A colorful poet tells him that the meaning of life can be found in a richly woven Persian carpet. Someday he will see it, promises the poet, if he’s paying attention. Philip takes the carpet with him to wherever he moves. One day as he looks into the pattern, he sees his own story: one bungled attempt at life after another, often repeated endlessly and without reason – save of course that it is, that it exists. This is all we can hope for, a meaningless pattern. There is no difference between success and failure. You just weave a pattern and then you’re done.
There is nothing to feel extremely bad about, which was an immense revelation to someone who has lived without love as he moved on this earth with his ridiculed club foot. His lack of direction, his obsession for a woman who’d rather hook than love him, his worship of artists who become only dilettantes at best, none of it matters. The realization is a watershed moment and the passage is so well written, you are at least a temporary convert once you’ve read through it.
Could it be true? That none of it matters? Initially this seems to annihilate the laws of karma, which of course tell me that every damn thing matters, that every action has a responsibility. Sometimes it’s overbearing. When every action matters, you can easily feel like shit about them all. When you find something to feel flawlessly good about, in a matter of minutes it can be crushed. So this idea of meaninglessness sounded really comforting.
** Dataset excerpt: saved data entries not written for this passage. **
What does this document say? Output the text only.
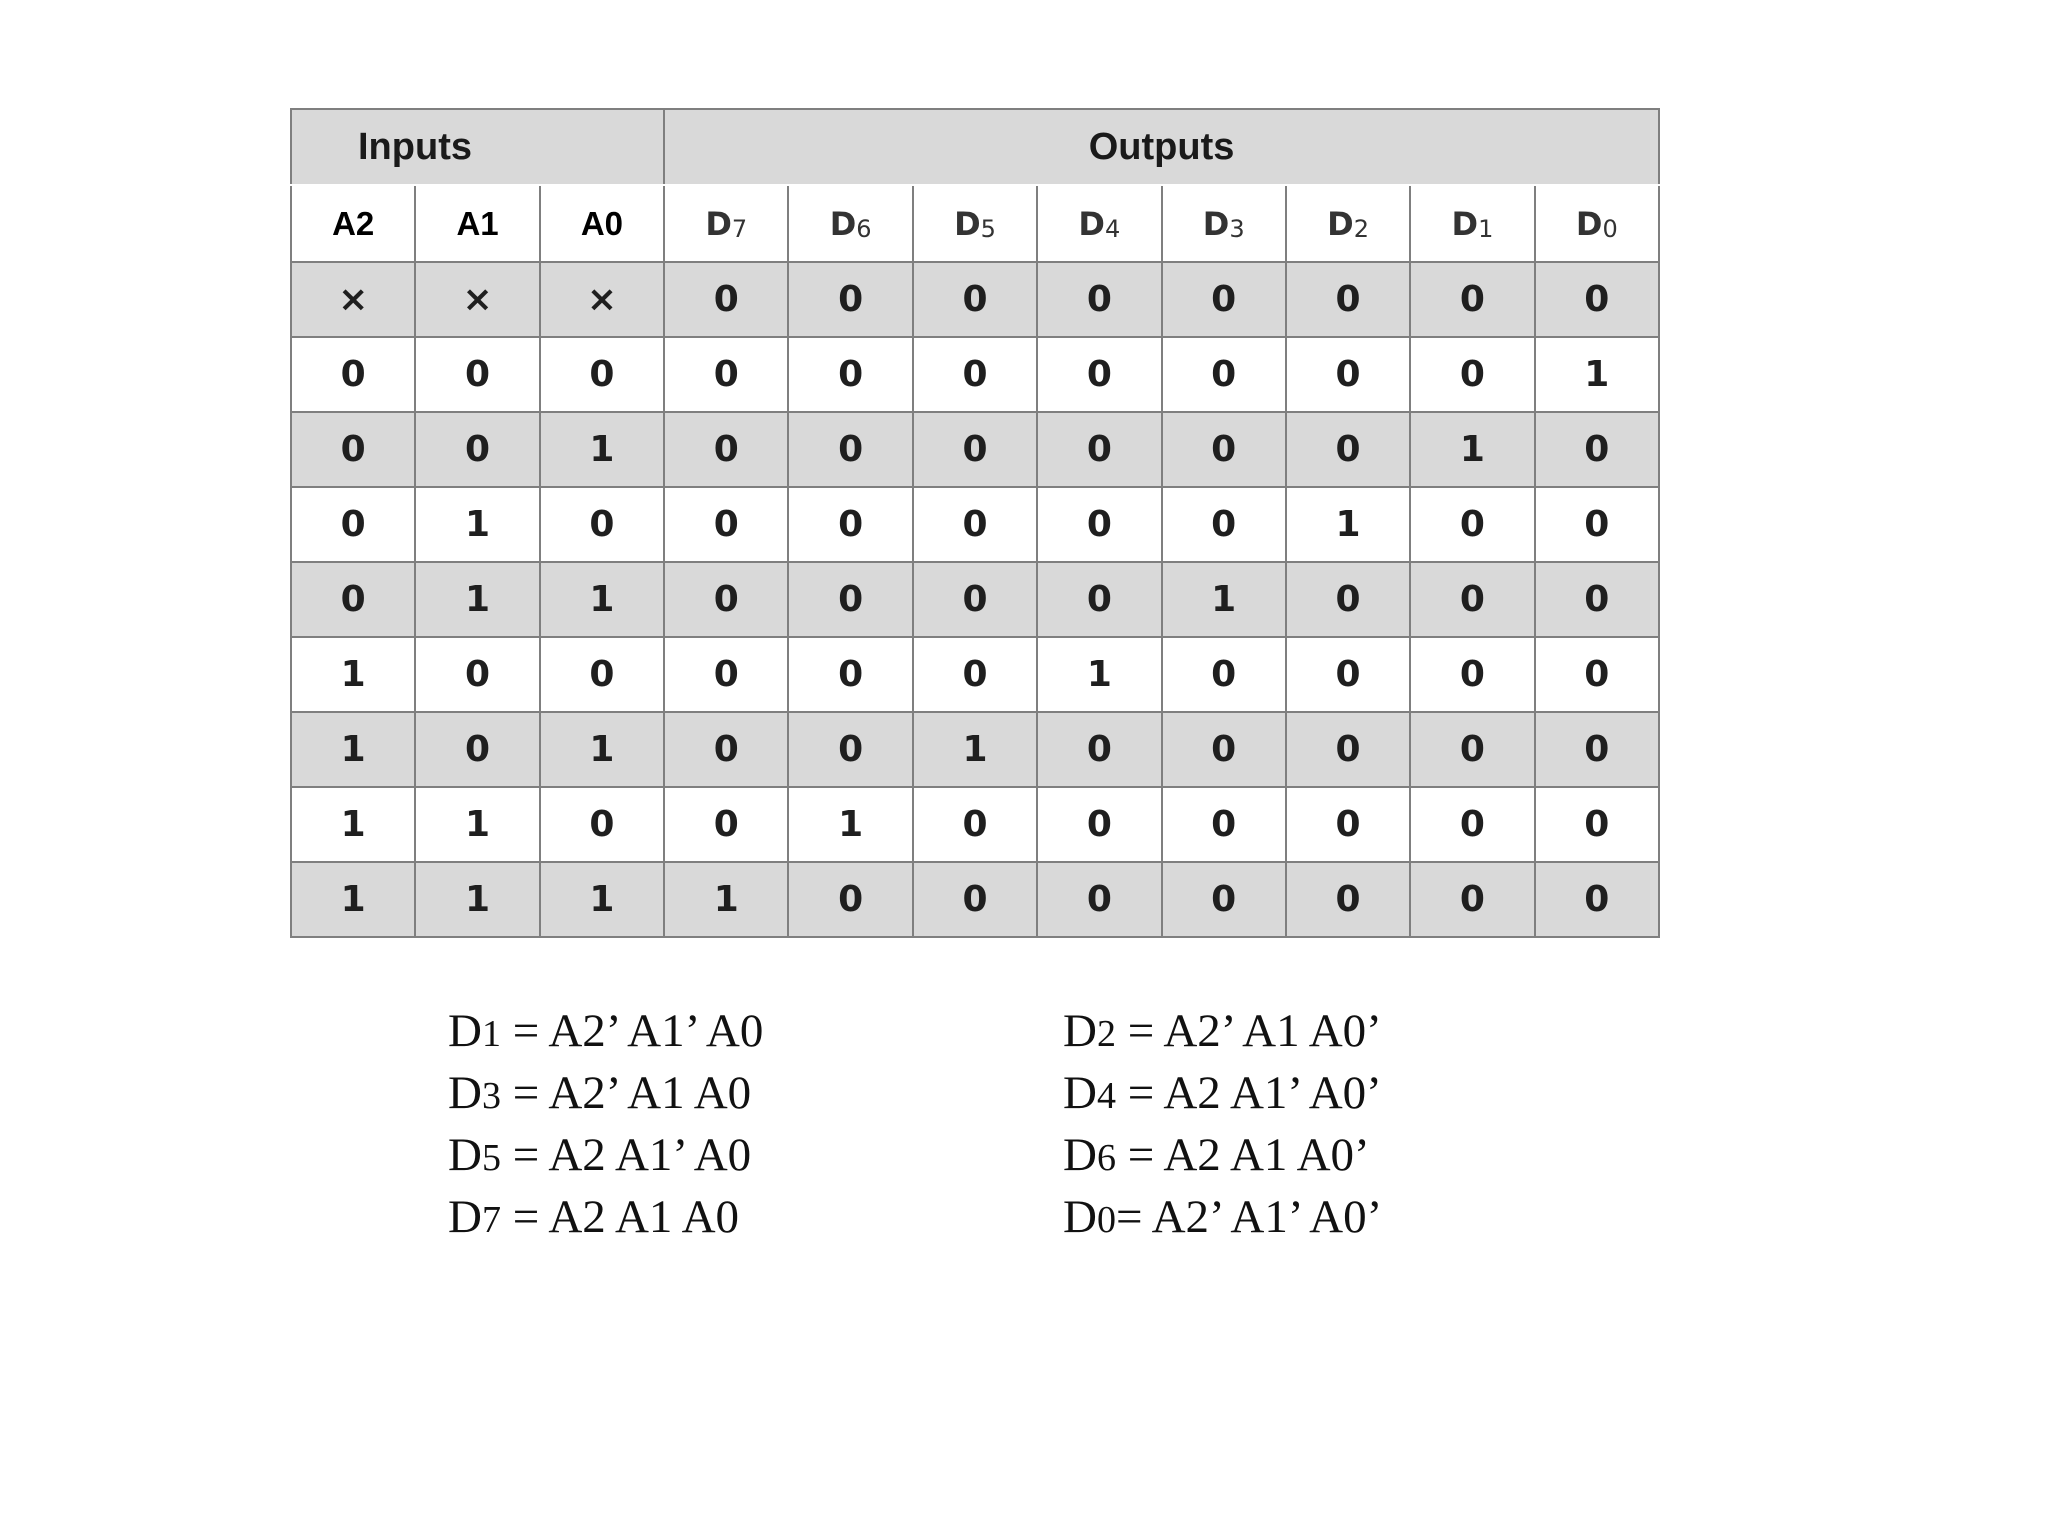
Inputs			Outputs							
A2	A1	A0	D7	D6	D5	D4	D3	D2	D1	D0
×	×	×	0	0	0	0	0	0	0	0
0	0	0	0	0	0	0	0	0	0	1
0	0	1	0	0	0	0	0	0	1	0
0	1	0	0	0	0	0	0	1	0	0
0	1	1	0	0	0	0	1	0	0	0
1	0	0	0	0	0	1	0	0	0	0
1	0	1	0	0	1	0	0	0	0	0
1	1	0	0	1	0	0	0	0	0	0
1	1	1	1	0	0	0	0	0	0	0
D1 = A2’ A1’ A0	D2 = A2’ A1 A0’
D3 = A2’ A1 A0	D4 = A2 A1’ A0’
D5 = A2 A1’ A0	D6 = A2 A1 A0’
D7 = A2 A1 A0	D0= A2’ A1’ A0’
In our chosen field (and the one which Philip abandons), we lay on the meaning over-time. Empty rooms and black paintings, soaked in meaning. To talk about how something looks, even though it is called visual art, is just perfunctory. If you can make what you think is “beautiful” but which you can also debate, analyze and write ten pages about, you’ve hit the jackpot. But if I personally stopped thinking about it for a day (or much longer), it’s almost like a vacation. “Meaning” has sometimes performed like one sonorous, continuous artist statement.
This embrace of the nonsensical still has a huge measure of optimism: we do it anyway. I shared my dilemma with the person who gave me the book. She told me that she, too, had a weight on her shoulders as she filled out forms and pitched for free money and for exhibitions and all the things a living artist does as they navigate the art world. Truly, all this for work maybe great or maybe not, for a few interesting ideas and not a lot of money and some bitchy people?
“- And then I realized,” she said, “That I needed to remember why I want to do this and why I am an artist. I had to get back to the real thing - not the peers, not the here and now, not the politics.” And for her, what this could mean, handily, was a book on Rothko. That’s what she grabbed first. From there she touched on the catalogue of the Sienese painters that the Met produced. We had seen that exhibition together several times in 1988. While I may find the middle of life, just as Somerset Maugham implied, absolutely meaningless sometimes, I never find that kind of work meaningless at all. It was like food or sustenance. It had that same reality.
I could hardly stand to finish this book, to let go of it. It is also entertaining to read what various online reviewers have to say. The young feel it has a happy ending, but those who read it again later in life said that happiness is not the point.